RE: An analysis of mustUnderstand and related issues

Hello,

From Noah's long note:

<snip>

> A proposal for next steps
> -------------------------
> 
> The first question, of course, is whether I have correctly understood
> Henrik's position and proposal, and have correctly interpreted the SOAP
> specification.  If not, we have to store that out.
> 
> If so I would reword Henrik's summary as suggesting that "all
> mustUnderstand failures are noticed before any processing is attempted".  I
> think that is what he intends, and I believe it would solve Glen's problem.
> I am concerned, however, that such a rule makes streaming extremely
> difficult.  I think this says that you cannot safely do any processing
> until you encounter at least the start of the Body.  I suppose if we expect
> headers, collectively, to be short, that is not a big problem.  It
> certainly changes my reading of the specification.
> 
> So, step 2 is to decide whether the requirement to inspect all headers
> before doing any processing is indeed practical.  I think this is a
> question that should be discussed with soapbuilders.
> 
</snip>

Regarding step 2, isn't it true that we don't know if a header has 
been "understood" until processing has been attempted?

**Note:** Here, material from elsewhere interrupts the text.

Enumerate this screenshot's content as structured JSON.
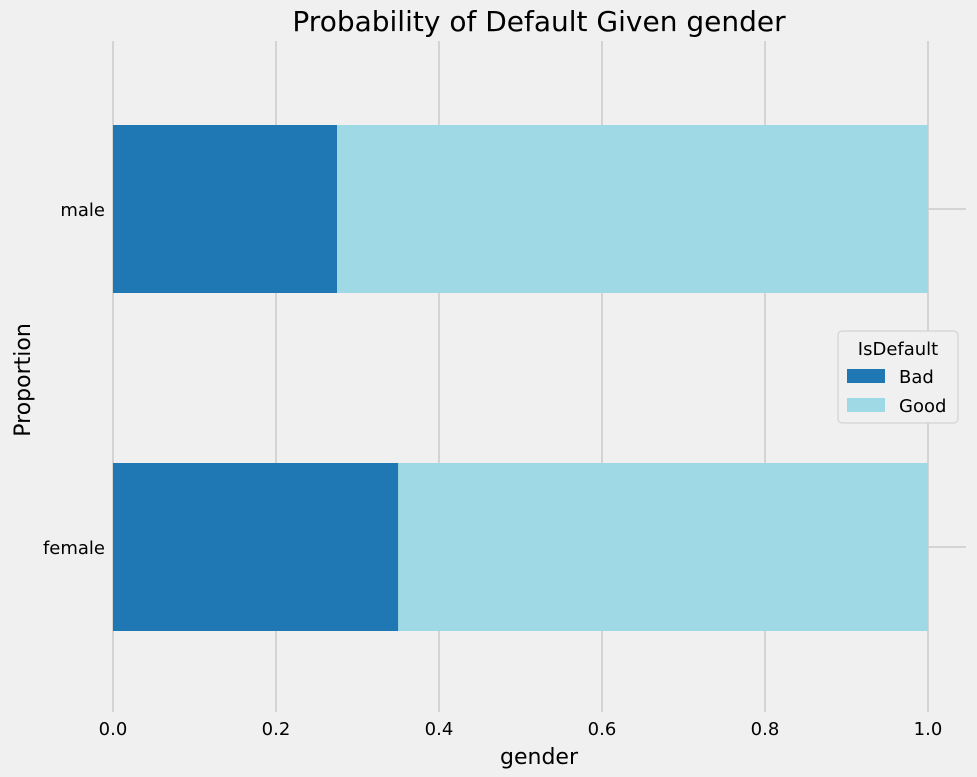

The spec says that not only must the semantics of the header be 
obeyed, but also that processing must be successful [1]. If not, a 
SOAP-ENV:MustUnderstand fault must be generated.

This would make it impossible to "notice any mustUnderstand 
failures before any processing is attempted", without changing 
Section 4.2.3 of the spec.

From an implemention standpoint, until the header handler has 
returned "success" for a header, one is never sure that it has been 
"understood". The SOAP processor certainly knows nothing of the 
semantics of the header, only the responsible handler.

Given the current state of the spec, there seems to be no escape;
until a header has been processed, you don't know if it is 
"understood". But by then it's too late... other headers may have 
already been processed, and state changed somewhere.